Sunday, March 06, 2005

There Are No Straight Lines in Lima

I know I have only been here a week, and that my knowledge of Lima and its many cultures is limited. I realize that I am like Ransom in C.S. Lewis' "Out of the Silent Planet": "He did not yet know things well enough to see them." But in order to know them, I must think on them.

I didn't expect Lima to be a completely different world. I expected different food, different etiquette, different norms, different relational standards. What I think I've come upon, though, are not different things, but a kind of other. Nothing, so far, has been able to fit in my different category. People here don't drive differently; they are working within another system entirely.

Or the children for example. I've found (and the Matthews also agreed) that it is terribly common here for children to whine and speak with incredibly loud and annoying voices - some describe it as a "child-run society". That would be different. Try as I may, though, I can't fit it into a category. Because as I watch Romina and Janella on a daily basis, I am awed by their understanding of the household as an economy. They make up their beds every morning without asking; they know if Martha is late getting home in the afternoon to start cooking and know how to do so; they quietly and joyfully obey their parents. What is this? For some reason, to me, I can't describe it as different, but as other.

Cultures don't seem to exist in some sort of file folder system of categorization. It's made up of so many nuances and mixed standards (that I didn't know you could mix) that it's almost hard to compare America and Lima.

Geez...what does that mean?

Thursday, March 03, 2005

For those who have traveled...

Peruvians are very late people. It's sort of funny, because I struggle with being on time (as anyone who knows me at least superficially can affirm). Here, though, they are LATE. We're supposed to eat lunch at two, and Martha serves it at 3:30. We're supposed to then be at a birthday party at 4:00 and we get there at 6:00. :) It's mostly amusing, but then I think about the obvious connotations it has here in the states of disrespect, bad stewardship and self-centeredness.

There are several other cultural distinctives here in Peru that would also be considered bad in the States.
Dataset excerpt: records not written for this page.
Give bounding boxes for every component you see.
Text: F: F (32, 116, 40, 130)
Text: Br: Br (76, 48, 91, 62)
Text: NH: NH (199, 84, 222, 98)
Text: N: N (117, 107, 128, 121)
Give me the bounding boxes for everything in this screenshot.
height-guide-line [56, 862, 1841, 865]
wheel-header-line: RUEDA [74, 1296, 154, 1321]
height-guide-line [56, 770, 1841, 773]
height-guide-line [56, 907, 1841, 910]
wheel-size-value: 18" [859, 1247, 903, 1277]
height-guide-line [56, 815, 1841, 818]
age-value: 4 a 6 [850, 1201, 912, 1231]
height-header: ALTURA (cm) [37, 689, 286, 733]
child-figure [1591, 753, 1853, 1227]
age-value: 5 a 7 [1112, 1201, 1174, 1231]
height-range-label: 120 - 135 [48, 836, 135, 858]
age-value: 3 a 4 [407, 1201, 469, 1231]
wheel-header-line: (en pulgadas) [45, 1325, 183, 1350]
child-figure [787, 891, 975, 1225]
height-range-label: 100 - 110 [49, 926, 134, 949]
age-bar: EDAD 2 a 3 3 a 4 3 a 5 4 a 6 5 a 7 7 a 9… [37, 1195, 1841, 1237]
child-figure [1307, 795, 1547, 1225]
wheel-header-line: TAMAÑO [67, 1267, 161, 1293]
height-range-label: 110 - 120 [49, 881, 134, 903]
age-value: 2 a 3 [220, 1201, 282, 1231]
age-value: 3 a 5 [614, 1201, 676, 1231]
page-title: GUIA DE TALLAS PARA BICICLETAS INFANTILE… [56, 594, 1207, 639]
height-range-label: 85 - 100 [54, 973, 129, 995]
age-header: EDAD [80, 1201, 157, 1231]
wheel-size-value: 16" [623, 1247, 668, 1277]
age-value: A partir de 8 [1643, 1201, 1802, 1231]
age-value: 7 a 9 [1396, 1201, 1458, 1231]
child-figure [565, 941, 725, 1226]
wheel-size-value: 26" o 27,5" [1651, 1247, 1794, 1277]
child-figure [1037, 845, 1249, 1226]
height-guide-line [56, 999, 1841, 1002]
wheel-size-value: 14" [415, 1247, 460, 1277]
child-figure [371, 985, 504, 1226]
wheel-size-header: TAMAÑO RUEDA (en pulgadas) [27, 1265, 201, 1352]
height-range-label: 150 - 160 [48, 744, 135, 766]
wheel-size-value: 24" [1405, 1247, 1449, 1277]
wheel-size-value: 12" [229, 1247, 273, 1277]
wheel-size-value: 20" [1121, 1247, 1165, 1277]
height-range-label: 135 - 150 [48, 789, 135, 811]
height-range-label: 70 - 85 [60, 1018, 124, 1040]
For example, I've noticed that Peruvian children are generally more whiny and complain a LOT. One daughter I know whines with this incredibly annoying high-pitched sort of cry whenever she simply wants something. Not to say there aren't children who do not - or that there are not children in the States who do. Just that from my limited experience here in Peru living with a family, it's a tendency that is accepted as normal by many.

These things that are considered wrong or bad in America are normal here. But is that just cultural? Doesn't the Bible speak to these things? We're to do everything without complaining or whining; we put others before ourselves; we do everything as if for the Lord; we keep our word. Does that not rip away the neutrality of these things? That's question/thesis number one.

Question/thesis number two is this:
If these things ARE actually bad, and the Americans have it correct that people SHOULD be on time and shouldn't allow whining (for examples), then is it possible that the American culture has some sort of advantage over others (like Peru) in that since it was founded by Christians many of the norms are biblical?